If you'd like, you can PM or email me...........that's totally fine with me, if you need support.

God Bless you!!

Love, Denise
Kimberly
Chuchelos Mom,
I know exactly how you feel! This past Wednesday I had to put my Beloved cat Rascal of 14 years to sleep as he was diagnosed that same day with FIV and Feline Leukemia and boy was I shocked since he had been tested and vaccinated for it before. I knew it was serious, but I never would have guessed it was that. He started losing patches of hair about 2 months ago and got to the point where he didn't want to move and I think I knew in my heart he was dying but I wasn't willing to admit it. But I completely understand the crying. Everywhere I look I see something in the house that reminds me of him. His favorite spots to sleep, a blanket that he layed on, or his dish. Its so hard to imagine him never being here again to snuggle with. I miss him so much and I have to struggle not to cry.

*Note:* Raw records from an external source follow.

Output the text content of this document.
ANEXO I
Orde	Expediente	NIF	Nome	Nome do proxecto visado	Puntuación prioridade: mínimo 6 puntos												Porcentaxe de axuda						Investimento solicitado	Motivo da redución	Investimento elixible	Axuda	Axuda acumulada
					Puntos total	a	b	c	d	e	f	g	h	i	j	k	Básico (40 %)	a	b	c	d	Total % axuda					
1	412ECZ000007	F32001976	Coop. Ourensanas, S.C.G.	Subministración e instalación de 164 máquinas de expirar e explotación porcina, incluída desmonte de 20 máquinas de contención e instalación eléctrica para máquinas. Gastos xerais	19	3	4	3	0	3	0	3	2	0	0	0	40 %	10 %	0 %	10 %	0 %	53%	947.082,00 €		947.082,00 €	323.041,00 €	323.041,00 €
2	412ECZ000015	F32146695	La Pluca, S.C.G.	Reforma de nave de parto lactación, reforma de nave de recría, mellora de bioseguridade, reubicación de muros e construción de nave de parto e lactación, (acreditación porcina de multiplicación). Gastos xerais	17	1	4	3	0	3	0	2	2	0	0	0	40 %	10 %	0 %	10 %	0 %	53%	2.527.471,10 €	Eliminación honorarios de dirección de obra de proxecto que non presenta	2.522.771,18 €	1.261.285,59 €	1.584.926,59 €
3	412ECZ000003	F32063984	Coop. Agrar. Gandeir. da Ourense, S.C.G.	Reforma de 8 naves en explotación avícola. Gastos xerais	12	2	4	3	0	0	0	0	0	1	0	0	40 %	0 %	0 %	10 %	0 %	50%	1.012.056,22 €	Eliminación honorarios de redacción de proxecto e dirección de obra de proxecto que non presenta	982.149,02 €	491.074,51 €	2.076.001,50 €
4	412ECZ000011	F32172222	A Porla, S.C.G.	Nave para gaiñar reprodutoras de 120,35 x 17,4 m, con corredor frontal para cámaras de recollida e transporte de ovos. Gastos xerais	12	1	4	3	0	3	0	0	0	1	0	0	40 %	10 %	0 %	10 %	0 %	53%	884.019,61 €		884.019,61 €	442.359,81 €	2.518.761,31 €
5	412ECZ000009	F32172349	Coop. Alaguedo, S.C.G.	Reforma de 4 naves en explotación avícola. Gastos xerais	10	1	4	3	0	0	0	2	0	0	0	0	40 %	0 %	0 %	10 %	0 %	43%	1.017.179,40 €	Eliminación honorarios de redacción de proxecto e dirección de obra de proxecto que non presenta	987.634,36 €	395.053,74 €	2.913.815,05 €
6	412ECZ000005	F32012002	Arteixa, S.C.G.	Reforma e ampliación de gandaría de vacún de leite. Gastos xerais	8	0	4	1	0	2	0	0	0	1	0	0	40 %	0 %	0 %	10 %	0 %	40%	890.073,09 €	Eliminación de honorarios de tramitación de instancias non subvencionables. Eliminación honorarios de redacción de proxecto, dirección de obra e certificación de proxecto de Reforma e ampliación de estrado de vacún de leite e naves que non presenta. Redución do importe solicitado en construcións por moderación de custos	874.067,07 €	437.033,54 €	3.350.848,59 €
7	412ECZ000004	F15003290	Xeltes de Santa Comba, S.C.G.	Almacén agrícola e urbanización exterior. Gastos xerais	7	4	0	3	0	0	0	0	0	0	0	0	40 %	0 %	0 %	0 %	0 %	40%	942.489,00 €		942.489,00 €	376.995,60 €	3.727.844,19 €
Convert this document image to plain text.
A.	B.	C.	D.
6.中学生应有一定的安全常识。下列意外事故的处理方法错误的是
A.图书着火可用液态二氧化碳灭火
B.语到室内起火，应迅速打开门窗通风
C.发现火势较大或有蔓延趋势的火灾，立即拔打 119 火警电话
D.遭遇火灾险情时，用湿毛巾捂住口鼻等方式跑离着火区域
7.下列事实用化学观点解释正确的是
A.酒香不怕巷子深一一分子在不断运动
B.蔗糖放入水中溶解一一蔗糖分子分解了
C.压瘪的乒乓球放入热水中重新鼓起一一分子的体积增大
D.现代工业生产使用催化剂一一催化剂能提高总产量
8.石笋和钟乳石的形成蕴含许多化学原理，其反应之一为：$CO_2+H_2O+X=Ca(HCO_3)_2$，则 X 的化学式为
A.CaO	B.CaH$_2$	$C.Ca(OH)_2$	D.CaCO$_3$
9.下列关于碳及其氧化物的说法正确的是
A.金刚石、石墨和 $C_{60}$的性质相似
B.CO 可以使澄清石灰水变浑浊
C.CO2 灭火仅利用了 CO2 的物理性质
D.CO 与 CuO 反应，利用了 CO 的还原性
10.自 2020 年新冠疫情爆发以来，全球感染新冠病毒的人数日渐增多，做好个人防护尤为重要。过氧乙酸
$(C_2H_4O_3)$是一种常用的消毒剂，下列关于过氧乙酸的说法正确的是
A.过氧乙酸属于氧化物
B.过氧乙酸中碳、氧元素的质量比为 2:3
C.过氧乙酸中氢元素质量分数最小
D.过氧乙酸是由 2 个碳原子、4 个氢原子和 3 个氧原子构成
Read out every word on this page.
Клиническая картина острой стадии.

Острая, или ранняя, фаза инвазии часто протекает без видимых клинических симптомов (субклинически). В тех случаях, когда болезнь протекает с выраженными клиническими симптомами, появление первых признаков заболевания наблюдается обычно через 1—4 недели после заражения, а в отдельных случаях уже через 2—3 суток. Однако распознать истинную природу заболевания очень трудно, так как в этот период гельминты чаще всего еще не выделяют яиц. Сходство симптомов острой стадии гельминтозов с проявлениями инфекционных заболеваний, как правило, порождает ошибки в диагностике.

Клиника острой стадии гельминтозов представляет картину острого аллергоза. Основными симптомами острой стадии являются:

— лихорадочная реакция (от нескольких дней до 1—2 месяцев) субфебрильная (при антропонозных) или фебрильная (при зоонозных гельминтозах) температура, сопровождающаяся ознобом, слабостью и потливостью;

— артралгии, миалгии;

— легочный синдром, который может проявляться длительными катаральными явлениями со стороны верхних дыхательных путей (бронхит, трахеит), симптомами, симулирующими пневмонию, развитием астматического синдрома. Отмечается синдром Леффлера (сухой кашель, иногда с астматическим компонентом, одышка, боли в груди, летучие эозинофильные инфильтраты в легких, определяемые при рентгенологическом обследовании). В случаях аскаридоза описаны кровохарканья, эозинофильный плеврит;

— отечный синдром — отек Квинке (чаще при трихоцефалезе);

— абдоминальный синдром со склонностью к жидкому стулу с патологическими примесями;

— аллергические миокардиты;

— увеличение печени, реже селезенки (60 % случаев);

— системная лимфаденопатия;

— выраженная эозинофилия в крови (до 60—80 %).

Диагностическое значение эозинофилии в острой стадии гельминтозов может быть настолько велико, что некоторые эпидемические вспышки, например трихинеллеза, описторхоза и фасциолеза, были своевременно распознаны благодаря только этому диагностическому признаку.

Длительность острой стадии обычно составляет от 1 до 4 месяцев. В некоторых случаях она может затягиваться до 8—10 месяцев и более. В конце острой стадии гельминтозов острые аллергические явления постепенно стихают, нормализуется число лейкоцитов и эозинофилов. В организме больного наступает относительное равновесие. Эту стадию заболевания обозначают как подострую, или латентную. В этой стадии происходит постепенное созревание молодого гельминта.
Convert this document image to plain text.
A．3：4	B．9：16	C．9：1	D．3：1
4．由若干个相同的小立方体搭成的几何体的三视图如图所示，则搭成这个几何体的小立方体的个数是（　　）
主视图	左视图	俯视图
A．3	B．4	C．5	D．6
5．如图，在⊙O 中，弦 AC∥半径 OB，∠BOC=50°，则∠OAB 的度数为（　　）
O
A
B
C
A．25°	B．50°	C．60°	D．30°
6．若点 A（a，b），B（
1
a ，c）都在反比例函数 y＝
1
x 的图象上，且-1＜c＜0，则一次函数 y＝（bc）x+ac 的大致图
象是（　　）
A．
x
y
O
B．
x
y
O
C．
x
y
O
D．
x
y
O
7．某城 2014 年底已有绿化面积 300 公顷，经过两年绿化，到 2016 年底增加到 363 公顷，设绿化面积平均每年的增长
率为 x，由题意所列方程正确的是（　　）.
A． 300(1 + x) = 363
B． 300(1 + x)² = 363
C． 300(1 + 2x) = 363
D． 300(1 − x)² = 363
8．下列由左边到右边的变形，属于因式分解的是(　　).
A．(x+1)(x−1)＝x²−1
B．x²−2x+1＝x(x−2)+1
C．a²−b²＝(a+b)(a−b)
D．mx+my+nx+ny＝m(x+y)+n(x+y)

You see I was never able to have children and I always treated him as my child and I talked to him as though he were human and bellieve me he understood the human language. My problem is that I feel guilty for not staying there with him until the end, but the vet never asked if I wanted to. I guess they didn't think I could handle it. Everyone keeps telling me it will get better. My one girlfriend had to put her cat to sleep and her cat was 23 years old, she had heer since she was a young girl and it was very hard for her. another girlfriend had to put her 17 year old cat to sleep, so I have some support here. but just know that you are not alone and keep the happy memories alive. I have a picture of Rascal in a frame and hes smiling in his sleep. It helps me to think of happier times. I also have 2 other cats and 2 dogs who have been comforting me. Its good that you have your other cat to comfort you. God bless and my prayers are with you and everyone.

Kim
Ruth
Chuchelo, no deaths are free. They all come at a price. The financial price is insignificant compared to the emotional price, so please don't let that dwell on your mind. Even humans don't die free - there's all sorts of things to pay for.

Perhaps your other cat is telling you that you are not on your own in suffering this pain as she feels it too. I'm sure you'll find eachother a comfort and you can get through this together.

I know it's hell, but at least here we're not alone.